A short example: a graph traversal that would be 20+ lines of recursive CTE in plain SQL:
SELECT mentat.q('
[:find ?name
:in $ ?start
:where [?start :person/name ?start-name]
(reachable ?start ?friend)
[?friend :person/name ?name]
:rules [[(reachable ?a ?b) [?a :person/friends ?b]]
[(reachable ?a ?b) [?a :person/friends ?c]
(reachable ?c ?b)]]]
', '["Alice"]');
Datalog says what to find. The compiler decides how. The plan is ordinary SQL, executed by ordinary PostgreSQL, against ordinary PostgreSQL pages.
Datomic / XTDB / Crux: hosted Datalog stores, often with excellent query languages and weaker operational stories for shops that have already standardized on PostgreSQL. pg_mentat brings their data model into the database you already run, back up, monitor, and replicate.

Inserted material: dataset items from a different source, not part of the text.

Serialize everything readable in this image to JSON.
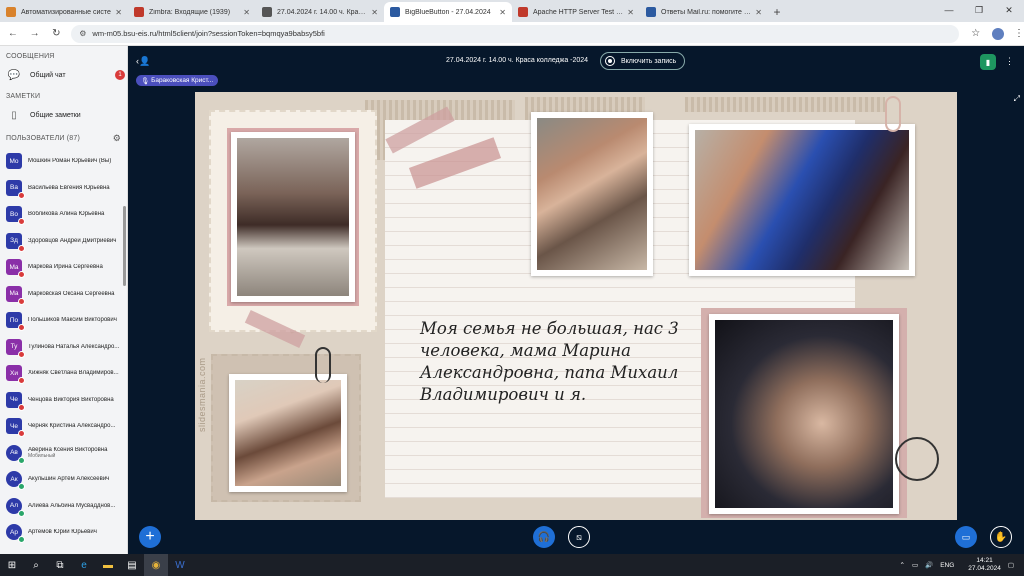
{
  "browser": {
    "tabs": [
      {
        "title": "Автоматизированные систе",
        "color": "#d9822b"
      },
      {
        "title": "Zimbra: Входящие (1939)",
        "color": "#c0392b"
      },
      {
        "title": "27.04.2024 г. 14.00 ч. Краса ко",
        "color": "#555555"
      },
      {
        "title": "BigBlueButton - 27.04.2024",
        "color": "#2c5aa0"
      },
      {
        "title": "Apache HTTP Server Test Page",
        "color": "#c0392b"
      },
      {
        "title": "Ответы Mail.ru: помогите пл",
        "color": "#2c5aa0"
      }
    ],
    "url": "wm-m05.bsu-eis.ru/html5client/join?sessionToken=bqmqya9babsy5bfi"
  },
  "sidebar": {
    "messages_header": "СООБЩЕНИЯ",
    "public_chat": "Общий чат",
    "chat_badge": "1",
    "notes_header": "ЗАМЕТКИ",
    "shared_notes": "Общие заметки",
    "users_header": "ПОЛЬЗОВАТЕЛИ (87)",
    "users": [
      {
        "initials": "Мо",
        "name": "Мошкин Роман Юрьевич (Вы)",
        "color": "#2d3aa8",
        "shape": "square",
        "mic": "none"
      },
      {
        "initials": "Ва",
        "name": "Васильева Евгения Юрьевна",
        "color": "#2d3aa8",
        "shape": "square",
        "mic": "red"
      },
      {
        "initials": "Во",
        "name": "Вобликова Алина Юрьевна",
        "color": "#2d3aa8",
        "shape": "square",
        "mic": "red"
      },
      {
        "initials": "Зд",
        "name": "Здоровцов Андрей Дмитриевич",
        "color": "#2d3aa8",
        "shape": "square",
        "mic": "red"
      },
      {
        "initials": "Ма",
        "name": "Маркова Ирина Сергеевна",
        "color": "#8a2fa8",
        "shape": "square",
        "mic": "red"
      },
      {
        "initials": "Ма",
        "name": "Марковская Оксана Сергеевна",
        "color": "#8a2fa8",
        "shape": "square",
        "mic": "red"
      },
      {
        "initials": "По",
        "name": "Польшиков Максим Викторович",
        "color": "#2d3aa8",
        "shape": "square",
        "mic": "red"
      },
      {
        "initials": "Ту",
        "name": "Тулинова Наталья Александро...",
        "color": "#8a2fa8",
        "shape": "square",
        "mic": "red"
      },
      {
        "initials": "Хи",
        "name": "Хижняк Светлана Владимиров...",
        "color": "#8a2fa8",
        "shape": "square",
        "mic": "red"
      },
      {
        "initials": "Че",
        "name": "Ченцова Виктория Викторовна",
        "color": "#2d3aa8",
        "shape": "square",
        "mic": "red"
      },
      {
        "initials": "Че",
        "name": "Черняк Кристина Александро...",
        "color": "#2d3aa8",
        "shape": "square",
        "mic": "red"
      },
      {
        "initials": "Ав",
        "name": "Аверина Ксения Викторовна",
        "sub": "Мобильный",
        "color": "#2d3aa8",
        "shape": "round",
        "mic": "green"
      },
      {
        "initials": "Ак",
        "name": "Акульшин Артём Алексеевич",
        "color": "#2d3aa8",
        "shape": "round",
        "mic": "green"
      },
      {
        "initials": "Ал",
        "name": "Алиева Альбина Мусвадднов...",
        "color": "#2d3aa8",
        "shape": "round",
        "mic": "green"
      },
      {
        "initials": "Ар",
        "name": "Артемов Юрий Юрьевич",
        "color": "#2d3aa8",
        "shape": "round",
        "mic": "green"
      }
    ]
  },
  "meeting": {
    "title": "27.04.2024 г. 14.00 ч. Краса колледжа -2024",
    "record_label": "Включить запись",
    "talking": "Бараковская Крист..."
  },
  "slide": {
    "text": "Моя семья не большая, нас 3 человека, мама Марина Александровна, папа Михаил Владимирович и я.",
    "watermark": "slidesmania.com"
  },
  "taskbar": {
    "lang": "ENG",
    "time": "14:21",
    "date": "27.04.2024"
  }
}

pg_graphql / Apache AGE: graph layers over PostgreSQL with Cypher / GraphQL respectively. Different query languages, different data models, no time-travel semantics, no pull API, no built-in immutable-facts model.
hstore / jsonb: schema-flexible storage without a query language designed for joins across attributes. pg_mentat gives you Datalog, refs, recursive rules, and the pull API.
If you have been writing Clojure against Datomic, Datascript, or the original Mentat (RIP), pg_mentat will feel familiar. EDN schema, transactions, and queries; the pull API; as-of / since / history; uniqueness via :db.unique/identity (which makes upserts trivial -- no INSERT ON CONFLICT, no MERGE) -- the surface is intentionally close. The differences are deliberate and pragmatic: storage is PostgreSQL, transactions are PG transactions, the fulltext attribute uses tsvector, and operational tooling is whatever you already use for PostgreSQL (pg_basebackup, pg_dump, pgBackRest, logical replication, WAL-G, and so on). I would love feedback from anyone who has production experience with Datomic-style stores and wants a Datalog-on-Postgres path -- specifically: which Datalog forms do you rely on that pg_mentat does not yet implement, and which Datomic-isms do you NOT want carried over? File issues or send mail.
``` CREATE EXTENSION pg_mentat;
SELECT mentat.t('[
{:db/ident :person/name :db/valueType :db.type/string
:db/cardinality :db.cardinality/one
:db/unique :db.unique/identity}
{:db/ident :person/age :db/valueType :db.type/long
:db/cardinality :db.cardinality/one}
]');
SELECT mentat.t('[{:person/name "Alice" :person/age 30}]');
SELECT mentat.q('
[:find ?name ?age
:where [?e :person/name ?name]
[?e :person/age ?age]
[(> ?age 18)]]');
```
pg_mentat is new software. The on-disk schema, the function surface, the EDN encoding, and the Datalog dialect are documented and covered by tests, and 1.3.0 ships ten extension integrations gated behind capability detection -- but the project is young, and bugs you can reach are very likely bugs nobody has reached yet. It is not a beta and not a research toy; it is real software released early, and it should be used with appropriate caution.
Bug reports, feature requests, and pull requests are very welcome -- particularly from people who already speak Datalog and can spot semantic gaps quickly.